Ashton Kutcher buys every website domain to protect baby from false attribution: 'I don't want a porn site with my daughter's name'

The Two And A Half Men actor told show host Conan O’Brien the couple were keen to have the internet monopoly on her name to protect her privacy

Ashton Kutcher has bought every single website domain name, opened a Twitter account, an Instagram account and even set up an email for his daughter with Mila Kunis, Wyatt Isobelle – despite the fact she’s not even a month old.

The Two And A Half Men actor told show host Conan O’Brien yesterday that the couple were keen to have the internet monopoly on her moniker to protect her future privacy and avoid her name being falsely attributed to lewd sites and fake blogs.

"I don't want a porn site with my daughter's name," he said.

"We immediately went home and reserved all the domain names. We've got... everything you could possibly get."

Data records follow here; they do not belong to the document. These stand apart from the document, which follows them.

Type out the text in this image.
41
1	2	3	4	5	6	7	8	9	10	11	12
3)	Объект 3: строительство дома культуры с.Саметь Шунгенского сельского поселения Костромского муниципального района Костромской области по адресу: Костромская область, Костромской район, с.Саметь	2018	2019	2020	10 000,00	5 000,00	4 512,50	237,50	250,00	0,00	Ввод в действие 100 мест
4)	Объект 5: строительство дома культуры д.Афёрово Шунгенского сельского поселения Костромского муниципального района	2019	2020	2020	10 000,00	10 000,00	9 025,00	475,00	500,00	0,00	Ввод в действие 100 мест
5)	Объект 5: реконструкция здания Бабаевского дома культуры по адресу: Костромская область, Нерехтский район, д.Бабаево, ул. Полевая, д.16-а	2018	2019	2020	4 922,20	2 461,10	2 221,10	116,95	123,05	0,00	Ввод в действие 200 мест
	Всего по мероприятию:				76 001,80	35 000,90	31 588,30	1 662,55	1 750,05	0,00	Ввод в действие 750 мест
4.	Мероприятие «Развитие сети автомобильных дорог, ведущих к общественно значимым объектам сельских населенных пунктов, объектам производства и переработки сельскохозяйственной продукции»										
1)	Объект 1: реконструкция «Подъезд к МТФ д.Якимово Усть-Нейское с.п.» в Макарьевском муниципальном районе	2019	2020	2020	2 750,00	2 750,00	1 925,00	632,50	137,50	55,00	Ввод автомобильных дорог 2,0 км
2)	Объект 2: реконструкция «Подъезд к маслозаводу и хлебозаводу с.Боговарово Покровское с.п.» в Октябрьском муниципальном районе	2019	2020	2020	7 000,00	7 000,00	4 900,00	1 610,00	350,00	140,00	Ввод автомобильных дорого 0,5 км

He went on to add that the couple already send emails to their child – currently a worldly 30 days of age – so that she can re-read them when she is older.

 

"One day she'll be able to look at it and see the kinds of things people had to say," he said.

His cautious purchases were made as the private details of hundreds of famous women – as well as indecent images allegedly accessed by hackers from the website 4Chan– were leaked online.

Jennifer Lawrence was among those targeted by the internet thieves.

"It is a sexual violation. It’s disgusting," she told Vanity Fair of the breach of privacy, which she branded a "sex crime".

"The law needs to be changed, and we need to change. That’s why these websites are responsible," she said.

"Just the fact that somebody can be sexually exploited and violated, and the first thought that crosses somebody’s mind is to make a profit from it. It’s so beyond me. I just can’t imagine being that detached from humanity. I can’t imagine being that thoughtless and careless and so empty inside."

The FBI and Apple are both conducting investigations into the apparent widespread invasion of personal accounts thought to be connected to the iCloud service.

Entertainment lawyer Marty Singer subsequently wrote  to Google threatening to sue the company for $100 million for failing to delete private images of a dozen undisclosed female victims and demanding it pays damages for "knowingly accommodating, facilitating and perpetuating the unlawful conduct" of the 4Chan hackers.

Google has since responded, with a spokesperson telling The Independent: "We've removed tens of thousands of pictures – within hours of the requests being made – and we have closed hundreds of accounts.

"The Internet is used for many good things. Stealing people's private photos is not one of them."